3. Are you exercising your senior dog?

You may feel inclined to let your older dog rest her weary bones, especially if she’s led an active life from puppyhood, but dogs need to stay active for as long as possible. Exercise is really good for seniors as it helps to maintain muscle tone, which in turn supports their bones and joints. Go at your dog’s pace, so for an older dog, just reduce the duration and intensity of the exercise. Shorter, slower walks and activities will still help to keep your furry friend in good shape. If it’s too nippy outside, inside games are just as good to keep your dog active at a lower intensity. And don’t forget the mental stimulation as well – old dogs can learn new tricks!

Keep fresh water close by to keep your old buddy properly hydrated.

4. Does your old dog need a warm jacket?

There are pros and cons of dressing your dog in a jacket, but when it comes to senior dogs, this issue needs more careful consideration.
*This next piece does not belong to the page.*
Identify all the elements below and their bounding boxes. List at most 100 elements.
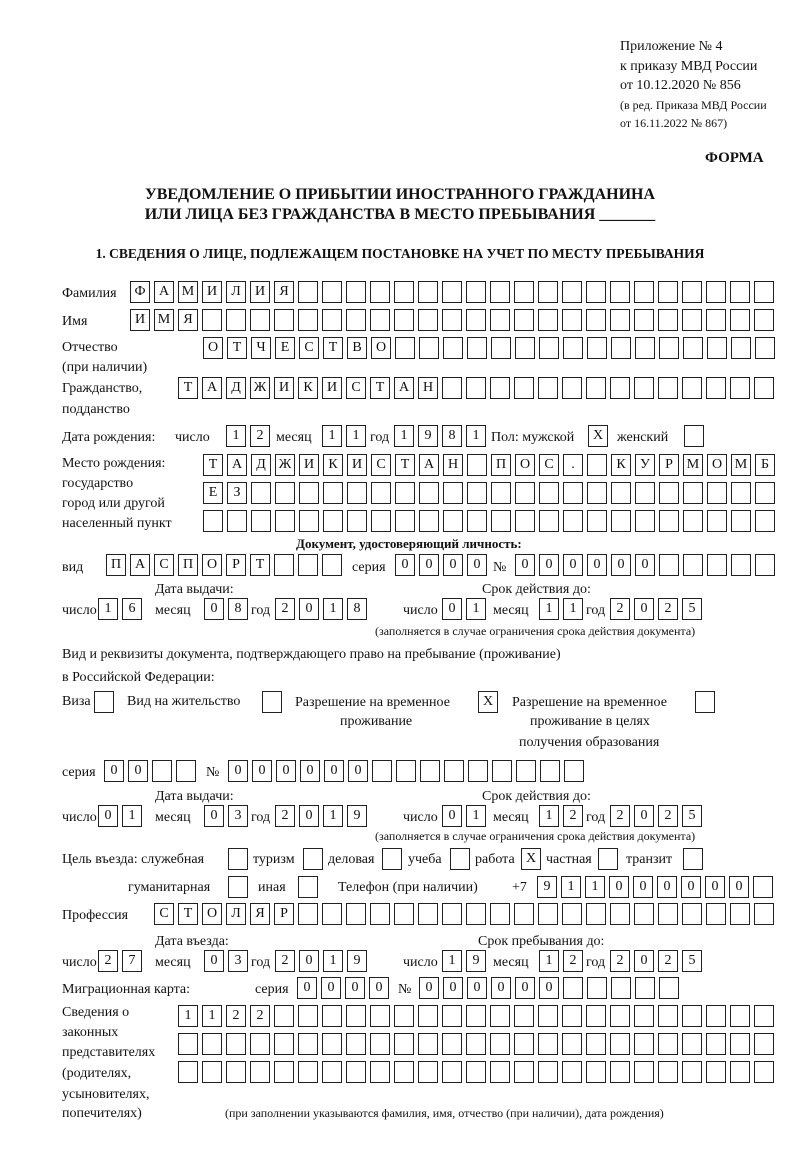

Older dogs may not have very strong immune systems, their coats are thinner (especially short-haired breeds) and they get cold faster, so they will likely need some ‘synthetic assistance’ in winter. Choose a doggy jersey or jacket that is a comfortable fit (not too loose, not too tight) and one that your dog is happy to wear. Take it off regularly for grooming and to assess your dog’s acclimatisation.

5. How often does your vet see your senior dog?

Even if your senior dog doesn’t look ill, it’s important to take him for a vet check-up at least once a year – twice for peace of mind. If you have any questions about your senior pet’s appetite, weight or diet, exercise regimen, or any behavioural concerns, your vet will be able to answer them and provide solutions.

When it comes to senior pets, prevention is better than cure, especially when it comes to their health and wellbeing in winter.